I'm not really looking for a new husband. My experiment in marriage has not ended yet - although when I wrote my last post I fully intended it to be a comment on the current state of affairs at chez woori. Without going too much into detail (which would obviously be tilted and biased in my favour and give away too much unauthorized information about the currently less-than-illustrious Mister Lee) I can certainly say that deep culture, personality clashes and possible biochemical issues have tarnished our sweet nuptial clan/plan. Or maybe we're both just assholes.


I'm not sure. Here is how I really see it in my head: you know those old 'Choose your Own Adventure' books? The ones where you had to make a choice to, say, fight the monster or run away? Turn back home or keep walking? Talk nicely to someone or show your anger? Turn the other cheek or pluck out someone's eye? Forgive and forget or ask someone to be accountable for their actions? In those books, each action takes you to a new page where you read some more and then are eventually faced with a new set of choices, and so on and so on, until you find yourself, choiceless, at the end of the book. Either happy or sad. Dead or alive. Sometimes, if you made the 'wrong' choices, the end would come after just 6 or 7 pages.

Well that's how I feel about the past 6 years. Six is such a small number but I think the illustrious Mister and I have just consistently made bad choices about how to deal with each other. We tried to make the best decisions each time a decision had to be made (be kind, fight back, defend, relent) but they were probably the wrong choices at just the wrong times. And so I think we're probably at the end of the book.

If this sounds maudlin please scroll to the end. If you'd like to know more, please keep reading.


Or something like that. Still, we aren't 100% sure about anything right now except that we love Hayden and want her to be happy. And that I feel pretty strongly that I may not make it to the 10 year mark in Korea. I have a so-called 'good job' for an EFL teacher but I feel dissatisfied in a way that I know isn't going to disappear by changing my syllabus or buying a new pair of shoes. Not that I can really afford new shoes on my 'good job' salary. That's another issue as well. Too many people/too many graduate courses/not enough money. I think that I might (with permission) just whisk Hayden away to the Middle East (or Canada or America or Hong Kong) for a year or two and make some money, teach some kids and get some perspective. Create a new paradigm or a philosophical system or something. Do my PhD. Make some small changes before deciding to add 'divorced' to my list of stunning accomplishments. Who knows.

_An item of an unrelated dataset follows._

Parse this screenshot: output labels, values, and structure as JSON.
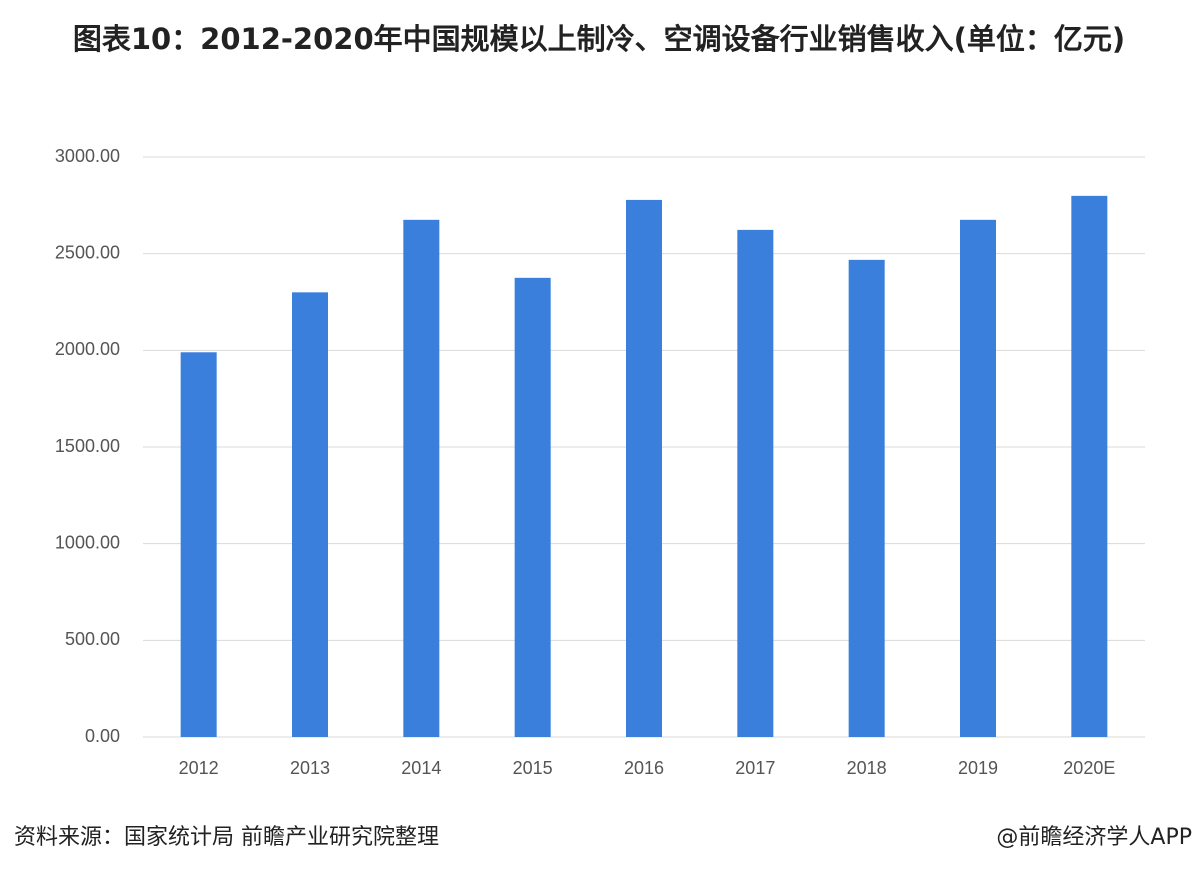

So that's what is happening on the personal front. Things are bad but they aren't THAT bad. I still walk outside my apartment every day and think "god, those Acacia smell amazing" and "wow, look at that MOON! It's gorgeous". And sometimes the Mister and I catch ourselves laughing together at something Hayden has said or done and we forget that we hate each other. Maybe with some distance we can find more of those moments. Yes, gag me with a cliché.

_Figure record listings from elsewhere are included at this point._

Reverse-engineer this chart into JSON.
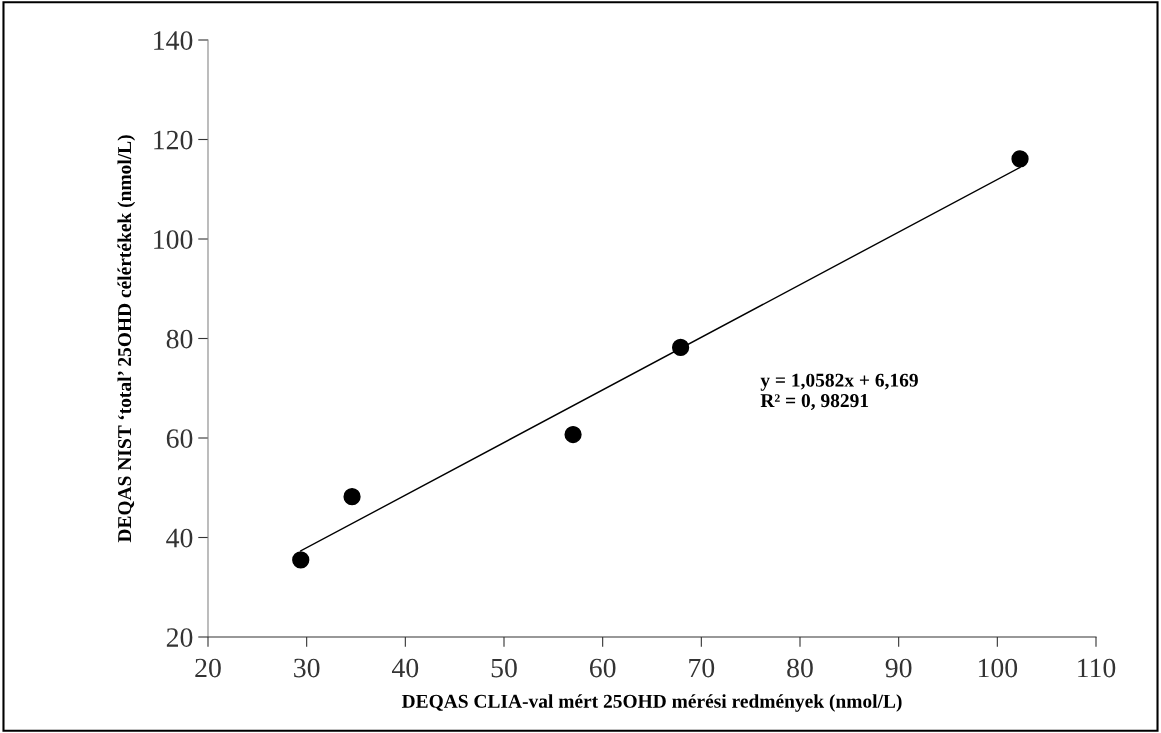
{
  "chart_data": {
    "type": "scatter",
    "xlabel": "DEQAS CLIA-val mért 25OHD mérési redmények (nmol/L)",
    "ylabel": "DEQAS NIST ‘total’ 25OHD célértékek (nmol/L)",
    "series": [
      {
        "color": "#000000",
        "marker": "circle",
        "x": [
          29.4,
          34.6,
          57.0,
          67.9,
          102.3
        ],
        "values": [
          35.5,
          48.2,
          60.7,
          78.2,
          116.1
        ]
      },
      {
        "type": "line",
        "color": "#000000",
        "marker": "none",
        "line_style": "solid",
        "x": [
          29.4,
          102.3
        ],
        "values": [
          37.3,
          114.4
        ]
      }
    ],
    "annotations": [
      "y = 1,0582x + 6,169\nR² = 0, 98291"
    ],
    "xlim": [
      20,
      110
    ],
    "xticks": [
      20,
      30,
      40,
      50,
      60,
      70,
      80,
      90,
      100,
      110
    ],
    "ylim": [
      20,
      140
    ],
    "yticks": [
      20,
      40,
      60,
      80,
      100,
      120,
      140
    ],
    "grid": false,
    "legend": false
  }
}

That's all I have for today. I'm going to stay away from blogging about personal drama from now on and limit my posts to bitter tirades against the meat/dairy and cigarette industries, cleverly crafted snippets designed to convince you that my daughter is the cutest in the world, and more stuff about music and Korea (and perhaps even music in Korea). So there.

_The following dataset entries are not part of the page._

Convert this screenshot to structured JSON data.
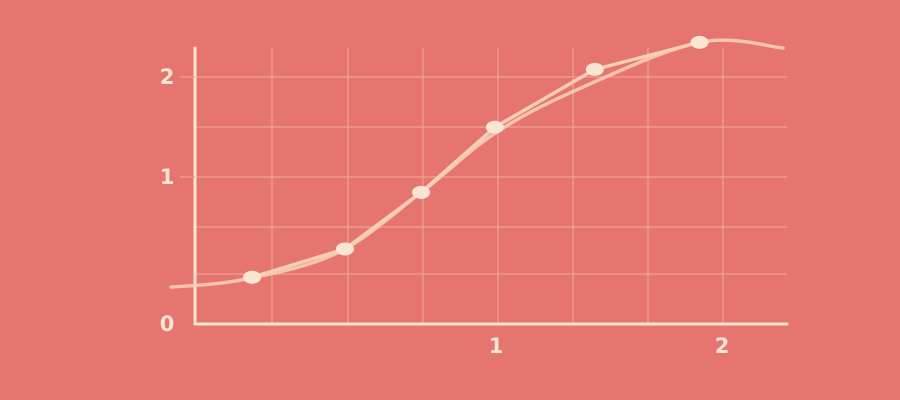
{
  "colors": {
    "background": "#e5756e",
    "axis": "#f8e6d2",
    "grid": "#ef9a8c",
    "line": "#f6cdb5",
    "marker": "#f8e6d2"
  },
  "chart_data": {
    "type": "line",
    "title": "",
    "xlabel": "",
    "ylabel": "",
    "xlim": [
      -0.1,
      2.38
    ],
    "ylim": [
      0,
      2.27
    ],
    "grid": true,
    "x_ticks": [
      {
        "value": 0,
        "label": ""
      },
      {
        "value": 1.21,
        "label": "1"
      },
      {
        "value": 2.2,
        "label": "2"
      }
    ],
    "y_ticks": [
      {
        "value": 0,
        "label": "0"
      },
      {
        "value": 1.0,
        "label": "1"
      },
      {
        "value": 2.0,
        "label": "2"
      }
    ],
    "series": [
      {
        "name": "",
        "kind": "markers",
        "x": [
          0.24,
          0.63,
          0.95,
          1.26,
          1.68,
          2.12
        ],
        "y": [
          0.38,
          0.61,
          1.07,
          1.6,
          2.07,
          2.29
        ]
      },
      {
        "name": "",
        "kind": "smooth",
        "x": [
          -0.1,
          0.2,
          0.6,
          0.95,
          1.26,
          1.6,
          2.12,
          2.38
        ],
        "y": [
          0.3,
          0.36,
          0.58,
          1.07,
          1.55,
          1.9,
          2.29,
          2.76
        ]
      }
    ]
  }
}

Werd outte! Songs for you:

MP3: Kate Nash - foundations
MP3: Caribou (fourtet remix)- melody day
MP3: Brighton MA - bet you never thought
MP3: Nina Gordon - lighter on the moon
MP3: Seabear - hands remember


* a frudent is half friend and half student. Like a centaur, but a bit different. They're usually grad students, but not always. Frudents have been causing a lot of passionate debate around here lately - and just last week I was publicly castigated for walking (long after sunset) with a male frudent. Shocking. I may blog about frudents sometime soon. Generally I'm in favour of them.